Sementara itu, Presiden Direktur TMMIN, Warih Andang Tjahjono mengungkapkan, secara kumulatif, volume ekspor kendaraan bermerek Toyota telah mencapai angka lebih dari 1 juta unit sejak kegiatan pengapalan perdana. Angka ini sekaligus menjadi bukti keseriusan Toyota dalam memberikan kontribusi nyata terhadap pengembangan industri otomotif Indonesia terutama melalui kegiatan ekspor.

"Merupakan sebuah kebanggaan bagi kami untuk bisa memberikan sumbangsih nyata bagi perkembangan industri otomotif Indonesia melalui kegiatan ekspor. Kami memaknai capaian ini sebagai pemicu semangat untuk bisa meningkatkan performa ekspor sehingga dapat membantu peningkatan devisa negara di sektor otomotif. Kami juga mengucapkan terimakasih atas dukungan pemerintah Indonesia sehingga capaian ini bisa terwujud dengan baik," kata Warih.

Dirinya pun ke depan berharap agar performa ekspor ke negara-negara tujuan yang sudah eksis dapat ditingkatkan serta perluasan ke negara-negara tujuan baru dapat dilaksanakan.

Diketahui, aktivitas ekspor Toyota, melalui produk-produk bermerek Toyota yang diproduksi di fasilitas manufaktur TMMIN dan PT Astra Daihatsu Motor (ADM) sebagai bagian dari grup Toyota di Indonesia,  diharapkan dapat memberikan kontribusi dalam keseimbangan neraca perdagangan terutama dari sektor otomotif.

Reporter: Dwi Aditya Putra

Sumber: Merdeka.com

 

2 dari 2 halaman

Rupiah Kian Lesu, RI Harus Perkuat Sektor Ekspor

Persiapan keberangkatan kapal besar (Direct Call) pembawa kontainer yang membawa ekspor Indonesia ke Amerika Serikat (AS) di Pelabuhan Tanjung Priok, Jakarta, Selasa (15/5). (Liputan6.com/Angga Yuniar)

Sebelumnya, nilai tukar rupiah terus merosot pada awal September ini. Mengutip data Bloomberg, Selasa sore 4 September 2018. Rupiah berada di kisaran 14.935 per dolar AS (USD).

Agar tidak semakin memburuk, pemerintah disarankan untuk memperkuat sektor ekspor agar nilai tukar rupiah tidak terus melemah di tengah keperkasaan mata uang Negeri Paman Sam.

Meski begitu, Ketua Umum Asosiasi Pengusaha Indonesia (APINDO) Hariyadi Sukamdani menilai, kondisi saat ini masih jauh lebih baik dibanding masa krisis 1998. Sebab, menurut dia, sektor perbankan dalam negeri kini masih kuat.

"Dulu problemnya dipicu oleh sektor perbankan sekarang perbankan kita jauh lebih kuat dan sehat.
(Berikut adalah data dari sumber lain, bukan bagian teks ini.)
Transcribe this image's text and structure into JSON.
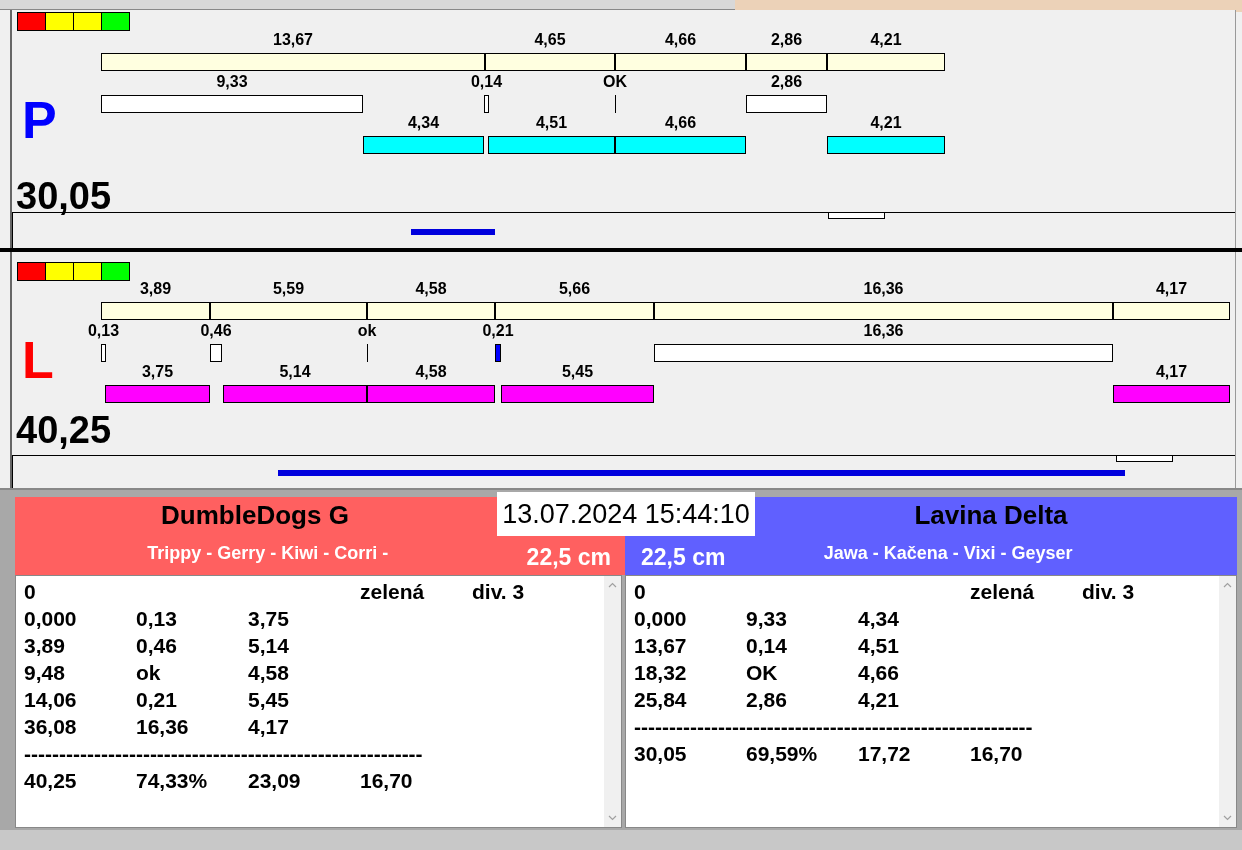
{
  "lanes": [
    {
      "letter": "P",
      "color": "#0000ff",
      "signal": [
        {
          "color": "#ff0000"
        },
        {
          "color": "#ffff00"
        },
        {
          "color": "#ffff00"
        },
        {
          "color": "#00ff00"
        }
      ],
      "total": "30,05",
      "rows": [
        {
          "segments": [
            {
              "kind": "bar",
              "label": "13,67",
              "color": "#ffffe0"
            },
            {
              "kind": "bar",
              "label": "4,65",
              "color": "#ffffe0"
            },
            {
              "kind": "bar",
              "label": "4,66",
              "color": "#ffffe0"
            },
            {
              "kind": "bar",
              "label": "2,86",
              "color": "#ffffe0"
            },
            {
              "kind": "bar",
              "label": "4,21",
              "color": "#ffffe0"
            }
          ]
        },
        {
          "segments": [
            {
              "kind": "bar",
              "label": "9,33",
              "color": "#ffffff"
            },
            {
              "kind": "bar",
              "label": "0,14",
              "color": "#ffffff"
            },
            {
              "kind": "line",
              "label": "OK",
              "color": "#000000"
            },
            {
              "kind": "bar",
              "label": "2,86",
              "color": "#ffffff"
            }
          ]
        },
        {
          "segments": [
            {
              "kind": "bar",
              "label": "4,34",
              "color": "#00ffff"
            },
            {
              "kind": "bar",
              "label": "4,51",
              "color": "#00ffff"
            },
            {
              "kind": "bar",
              "label": "4,66",
              "color": "#00ffff"
            },
            {
              "kind": "bar",
              "label": "4,21",
              "color": "#00ffff"
            }
          ]
        }
      ]
    },
    {
      "letter": "L",
      "color": "#ff0000",
      "signal": [
        {
          "color": "#ff0000"
        },
        {
          "color": "#ffff00"
        },
        {
          "color": "#ffff00"
        },
        {
          "color": "#00ff00"
        }
      ],
      "total": "40,25",
      "rows": [
        {
          "segments": [
            {
              "kind": "bar",
              "label": "3,89",
              "color": "#ffffe0"
            },
            {
              "kind": "bar",
              "label": "5,59",
              "color": "#ffffe0"
            },
            {
              "kind": "bar",
              "label": "4,58",
              "color": "#ffffe0"
            },
            {
              "kind": "bar",
              "label": "5,66",
              "color": "#ffffe0"
            },
            {
              "kind": "bar",
              "label": "16,36",
              "color": "#ffffe0"
            },
            {
              "kind": "bar",
              "label": "4,17",
              "color": "#ffffe0"
            }
          ]
        },
        {
          "segments": [
            {
              "kind": "bar",
              "label": "0,13",
              "color": "#ffffff"
            },
            {
              "kind": "bar",
              "label": "0,46",
              "color": "#ffffff"
            },
            {
              "kind": "line",
              "label": "ok",
              "color": "#000000"
            },
            {
              "kind": "bar",
              "label": "0,21",
              "color": "#0000ff"
            },
            {
              "kind": "bar",
              "label": "16,36",
              "color": "#ffffff"
            }
          ]
        },
        {
          "segments": [
            {
              "kind": "bar",
              "label": "3,75",
              "color": "#ff00ff"
            },
            {
              "kind": "bar",
              "label": "5,14",
              "color": "#ff00ff"
            },
            {
              "kind": "bar",
              "label": "4,58",
              "color": "#ff00ff"
            },
            {
              "kind": "bar",
              "label": "5,45",
              "color": "#ff00ff"
            },
            {
              "kind": "bar",
              "label": "4,17",
              "color": "#ff00ff"
            }
          ]
        }
      ]
    }
  ],
  "datetime": "13.07.2024 15:44:10",
  "teams": [
    {
      "name": "DumbleDogs G",
      "members": "Trippy - Gerry - Kiwi - Corri -",
      "height": "22,5 cm",
      "color": "#ff6060",
      "log": {
        "header": {
          "number": "0",
          "color_name": "zelená",
          "division": "div. 3"
        },
        "rows": [
          [
            "0,000",
            "0,13",
            "3,75"
          ],
          [
            "3,89",
            "0,46",
            "5,14"
          ],
          [
            "9,48",
            "ok",
            "4,58"
          ],
          [
            "14,06",
            "0,21",
            "5,45"
          ],
          [
            "36,08",
            "16,36",
            "4,17"
          ]
        ],
        "separator": "---------------------------------------------------------",
        "totals": [
          "40,25",
          "74,33%",
          "23,09",
          "16,70"
        ]
      }
    },
    {
      "name": "Lavina Delta",
      "members": "Jawa - Kačena - Vixi - Geyser",
      "height": "22,5 cm",
      "color": "#6060ff",
      "log": {
        "header": {
          "number": "0",
          "color_name": "zelená",
          "division": "div. 3"
        },
        "rows": [
          [
            "0,000",
            "9,33",
            "4,34"
          ],
          [
            "13,67",
            "0,14",
            "4,51"
          ],
          [
            "18,32",
            "OK",
            "4,66"
          ],
          [
            "25,84",
            "2,86",
            "4,21"
          ]
        ],
        "separator": "---------------------------------------------------------",
        "totals": [
          "30,05",
          "69,59%",
          "17,72",
          "16,70"
        ]
      }
    }
  ]
}
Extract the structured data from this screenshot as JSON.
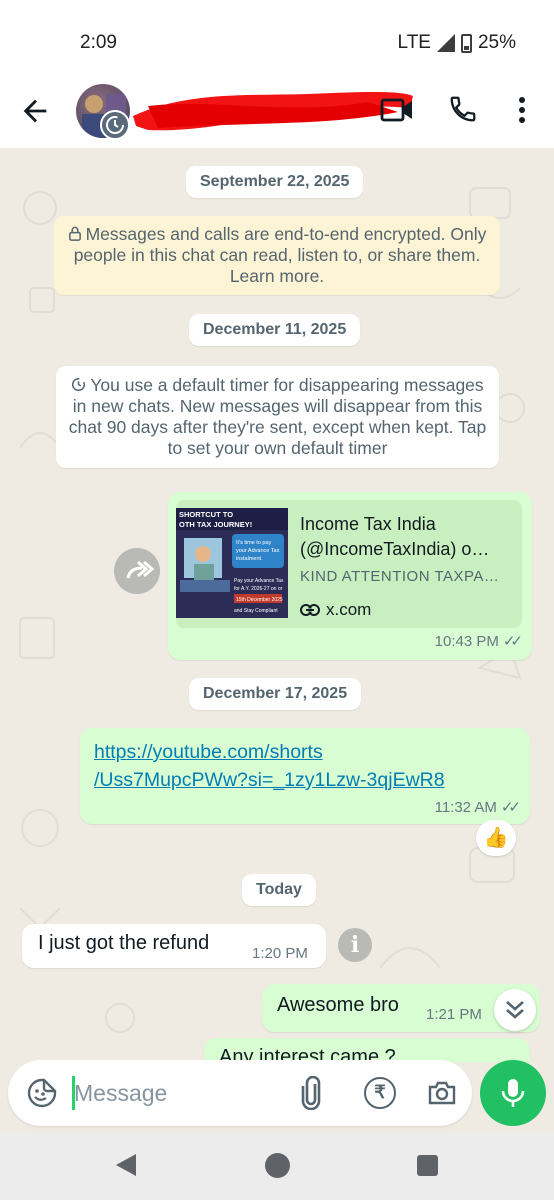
{
  "status_bar": {
    "time": "2:09",
    "network": "LTE",
    "battery": "25%"
  },
  "header": {
    "contact_name": ""
  },
  "chat": {
    "date_1": "September 22, 2025",
    "encryption_notice": "Messages and calls are end-to-end encrypted. Only people in this chat can read, listen to, or share them. Learn more.",
    "date_2": "December 11, 2025",
    "timer_notice": "You use a default timer for disappearing messages in new chats. New messages will disappear from this chat 90 days after they're sent, except when kept. Tap to set your own default timer",
    "link_message": {
      "title": "Income Tax India (@IncomeTaxIndia) o…",
      "description": "KIND ATTENTION TAXPA…",
      "domain": "x.com",
      "time": "10:43 PM",
      "thumbnail_text": "SHORTCUT TO\nOTH TAX JOURNEY!\nIt's time to pay your Advance Tax instalment.\nPay your Advance Tax for A.Y. 2026-27 on or before\n15th December 2025\nand Stay Compliant"
    },
    "date_3": "December 17, 2025",
    "youtube_message": {
      "link_line_1": "https://youtube.com/shorts",
      "link_line_2": "/Uss7MupcPWw?si=_1zy1Lzw-3qjEwR8",
      "time": "11:32 AM",
      "reaction": "👍"
    },
    "date_4": "Today",
    "incoming_message": {
      "text": "I just got the refund",
      "time": "1:20 PM"
    },
    "outgoing_message": {
      "text": "Awesome bro",
      "time": "1:21 PM"
    },
    "partial_message": {
      "text": "Any interest came ?"
    }
  },
  "composer": {
    "placeholder": "Message"
  },
  "colors": {
    "outgoing_bubble": "#d9fdd3",
    "wallpaper": "#efeae2",
    "accent_green": "#21c063",
    "link": "#027eb5"
  }
}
Sekarang problemnya dari global," ungkap dia kepada Liputan6.com, Selasa 4 September 2018

Sebagai informasi, nilai tukar Rupiah terhadap USD pada saat krisis moneter 20 tahun silam sempat berada pada kisaran 16.500.

Dia lantas coba mengkaji mengapa rupiah terus membumbung tinggi hingga hari ini. Haryadi menilai, hal ini sebenarnya sudah diprediksi sejak lama lantaran beberapa faktor, antara lain komponen impor yang tinggi, beban fiskal yang terus bertambah, serta beban luar negeri yang juga besar.

Hariyadi pun memberikan beberapa saran untuk menanggulangi hal ini. "Yang perlu dilakukan, salah satunya all out ekspor di sektor perikanan. (Menteri Kelautan dan Perikanan) harus mau ubah kebijakan, khususnya untuk bisa ekspor ikan hias," ujar dia.

Di samping itu, dia juga menyarankan regulasi ekspor batubara harus dipermudah, serta mengimbau agar restitusi pajak jangan dipersulit lantaran itu merupakan modal kerja eksportir.

"Saat ini mengurus restitusi pajak bisa lebih dari 3 bulan bahkan setahun. Perusahaan eksportir yang mengajukan restitusi harus diperiksa laporan pajaknya, yang terkadang malah membuat mereka mengalami temuan yang menyebabkan pengenaan pajak lainnya. Sehingga itu membuat eksportir jadi enggan mengurus restitusi pajak yang seharusnya menjadi hak mereka," tutur dia.

Hal lain yang perlu segera diinisiasi, lanjutnya, antara lain melakukan subtitusi impor, percepatan kebijakan Biodiesel 20 Persen (B20), memberikan insentif dan kemudahan untuk sektor industri yang produknya dipersiapkan mengganti barang impor, serta imbauan agar penambahan tarif pajak penghasilan (PPh) jangan membatasi bahan baku, barang modal, dan minuman beralkohol untuk konsumsi turis.

"Proyek infrastruktur yang belum mendesak diperlukan dan akan menjadi beban baru juga harusnya segera ditunda. Contohnya, kereta cepat Jakarta-Bandung," pungkas Hariyadi.